Argenbright security screening firm departing U.S. airports in disgrace
Tuesday, April 30, 2002 | 10:58 a.m.
ATLANTA -- Argenbright Security Inc., once the nation's largest passenger screening company, is making an airport departure of its own. And many people will be glad to see it go.
Argenbright is nearly gone from U.S. airports, all but forced out of the business by a string of security breaches: Criminals were found working as screeners, gates were left unattended and weapons were taken aboard planes even after Sept. 11, the day hijackers passed through security at gates guarded by Argenbright in Newark, N.J., and Washington.
The attacks and the lapses spurred the federal government to take over U.S. airport security. Passenger screening will be done by federal employees instead of security companies under contract to the airlines.
The Transportation Department is retaining more than 70 security companies until the government actually takes over screening in November. But it refused to work with Argenbright in the meantime.
"What you didn't see was anybody going to bat for Argenbright," said Paul Turk, a spokesman for the new Transportation Security Administration
Before Sept. 11, Argenbright had operations at 40 percent of U.S. airports and 6,000 screeners. Most of the company's 30 to 40 remaining contracts expired earlier this month, though Argenbright will continue at a half-dozen larger U.S. airports for several weeks.
With the loss of its screening business, Argenbright is down to 10,000 employees from as many as 16,000. It is also scrambling to adjust to the loss of more than a third of its revenue (the exact figure is not reported separately by its corporate parent), reorganize into two divisions and come up with a new name for the tainted company.
Of the two companies created out of the shell of Argenbright, one will provide security for corporate clients, while the other will handle airport operations such as skycap and wheelchair services.
"I can understand that as a political fact of life the government, understandably, wanted to give their assurance to the public" by getting rid of Argenbright and other security companies, said Argenbright Chief Executive David J. Beaton, a former lieutenant colonel in the British Army. But he defended Argenbright and said it had "good, loyal employees, and 99.9 percent of them did an outstanding job."
The company was founded by Frank Argenbright Jr. in 1979 and got its start providing polygraph services to trucking companies. After the airline industry was deregulated in the 1980s, the Atlanta-based company grew quickly as an inexpensive passenger screener.
In December 2000, the British company Securicor bought it for $185 million and soon shuffled the founder into retirement.

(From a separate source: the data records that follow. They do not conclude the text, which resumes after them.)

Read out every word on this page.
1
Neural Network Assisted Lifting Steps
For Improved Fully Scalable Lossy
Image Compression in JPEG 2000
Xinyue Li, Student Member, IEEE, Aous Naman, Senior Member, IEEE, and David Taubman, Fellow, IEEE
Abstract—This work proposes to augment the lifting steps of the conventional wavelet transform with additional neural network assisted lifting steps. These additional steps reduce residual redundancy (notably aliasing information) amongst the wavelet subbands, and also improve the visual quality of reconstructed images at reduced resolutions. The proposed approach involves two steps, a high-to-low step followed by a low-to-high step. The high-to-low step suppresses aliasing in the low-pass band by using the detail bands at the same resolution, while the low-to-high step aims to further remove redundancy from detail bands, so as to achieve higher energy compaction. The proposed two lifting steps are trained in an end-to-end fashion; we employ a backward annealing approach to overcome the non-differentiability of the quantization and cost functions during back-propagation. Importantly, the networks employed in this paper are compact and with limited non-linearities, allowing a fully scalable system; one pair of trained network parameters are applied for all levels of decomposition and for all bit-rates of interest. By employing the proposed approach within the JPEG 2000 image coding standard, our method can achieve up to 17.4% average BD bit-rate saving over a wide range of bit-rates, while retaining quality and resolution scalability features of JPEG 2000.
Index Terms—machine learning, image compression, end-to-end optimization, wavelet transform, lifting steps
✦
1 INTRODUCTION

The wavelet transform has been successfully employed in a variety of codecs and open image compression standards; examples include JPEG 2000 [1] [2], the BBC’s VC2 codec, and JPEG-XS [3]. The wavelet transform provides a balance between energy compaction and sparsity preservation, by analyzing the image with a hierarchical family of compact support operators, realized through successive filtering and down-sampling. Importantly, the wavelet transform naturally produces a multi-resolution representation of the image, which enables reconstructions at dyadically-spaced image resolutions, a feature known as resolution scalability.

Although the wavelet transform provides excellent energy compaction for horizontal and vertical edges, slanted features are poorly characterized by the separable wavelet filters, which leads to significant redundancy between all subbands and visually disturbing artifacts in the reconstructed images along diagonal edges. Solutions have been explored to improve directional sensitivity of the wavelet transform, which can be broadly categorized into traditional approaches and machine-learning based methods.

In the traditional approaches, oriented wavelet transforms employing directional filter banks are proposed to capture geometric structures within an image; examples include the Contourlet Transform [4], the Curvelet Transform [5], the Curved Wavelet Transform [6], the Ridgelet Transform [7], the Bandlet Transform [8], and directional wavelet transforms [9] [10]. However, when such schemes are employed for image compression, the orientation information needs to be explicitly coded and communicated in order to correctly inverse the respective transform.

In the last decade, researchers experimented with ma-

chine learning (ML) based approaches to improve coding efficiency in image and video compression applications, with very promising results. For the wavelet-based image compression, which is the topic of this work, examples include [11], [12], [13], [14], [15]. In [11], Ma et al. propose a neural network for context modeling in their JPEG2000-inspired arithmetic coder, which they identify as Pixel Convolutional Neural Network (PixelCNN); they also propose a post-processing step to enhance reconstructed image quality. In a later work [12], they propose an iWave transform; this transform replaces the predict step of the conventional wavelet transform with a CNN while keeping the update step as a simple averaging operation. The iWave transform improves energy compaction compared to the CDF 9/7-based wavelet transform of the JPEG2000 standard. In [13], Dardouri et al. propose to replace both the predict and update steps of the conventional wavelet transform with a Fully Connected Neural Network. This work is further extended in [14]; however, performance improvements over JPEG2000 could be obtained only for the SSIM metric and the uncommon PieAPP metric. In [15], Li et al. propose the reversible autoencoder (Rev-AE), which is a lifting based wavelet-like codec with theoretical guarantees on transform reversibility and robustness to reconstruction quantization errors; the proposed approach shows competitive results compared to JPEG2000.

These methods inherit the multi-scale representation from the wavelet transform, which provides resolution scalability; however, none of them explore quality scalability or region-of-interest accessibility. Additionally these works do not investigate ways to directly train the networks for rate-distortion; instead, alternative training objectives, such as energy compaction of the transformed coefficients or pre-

Well before the terrorist attacks, in May 2000, Argenbright agreed to pay more than $1 million after federal prosecutors alleged it hired convicted felons to work at checkpoints at the Philadelphia airport.
After the attacks, Argenbright became a symbol of everything that was wrong with U.S. airport security: low pay, high turnover, lax review of applicants' records, little oversight and a lack of accountability.
Beaton said no one was fired as a direct result of any actions on Sept. 11.
"There's absolutely no evidence that either Argenbright or any of the screening companies did anything wrong" that day, he said, since the box cutters the hijackers carried were not prohibited on planes. "There was no breakdown in screening that led to the events of 9-11."
After Sept. 11, Argenbright lost its contract at Boston's Logan Airport because of security lapses. (The two jets that brought down the World Trade Center took off from Logan, but left from gates that were guarded by a security company other than Argenbright.)
And Phoenix's Sky Harbor Airport evicted Argenbright after its failure to screen job applicants. In November, Argenbright screeners allowed a man through a checkpoint at Chicago's O'Hare Airport with knives and a stun gun.
Beaton said the company has "zero tolerance" for such breaches and reviews them swiftly, with some people fired. But the lapses do not reflect any systemic problems at Argenbright, he said.
"The reality of that is that if you are the biggest company, with nearly half the business, there are always going to be breakdowns," he said.
Beaton said Securicor always planned a full reorganization of Argenbright, but the terrorist attacks sped up the process.
As for the media clamor and replacement of security companies by government employees, Beaton said: "I think it was unfair. I think it was unnecessary. I think, ultimately, the flying public is not going to be better served than they would with the private sector."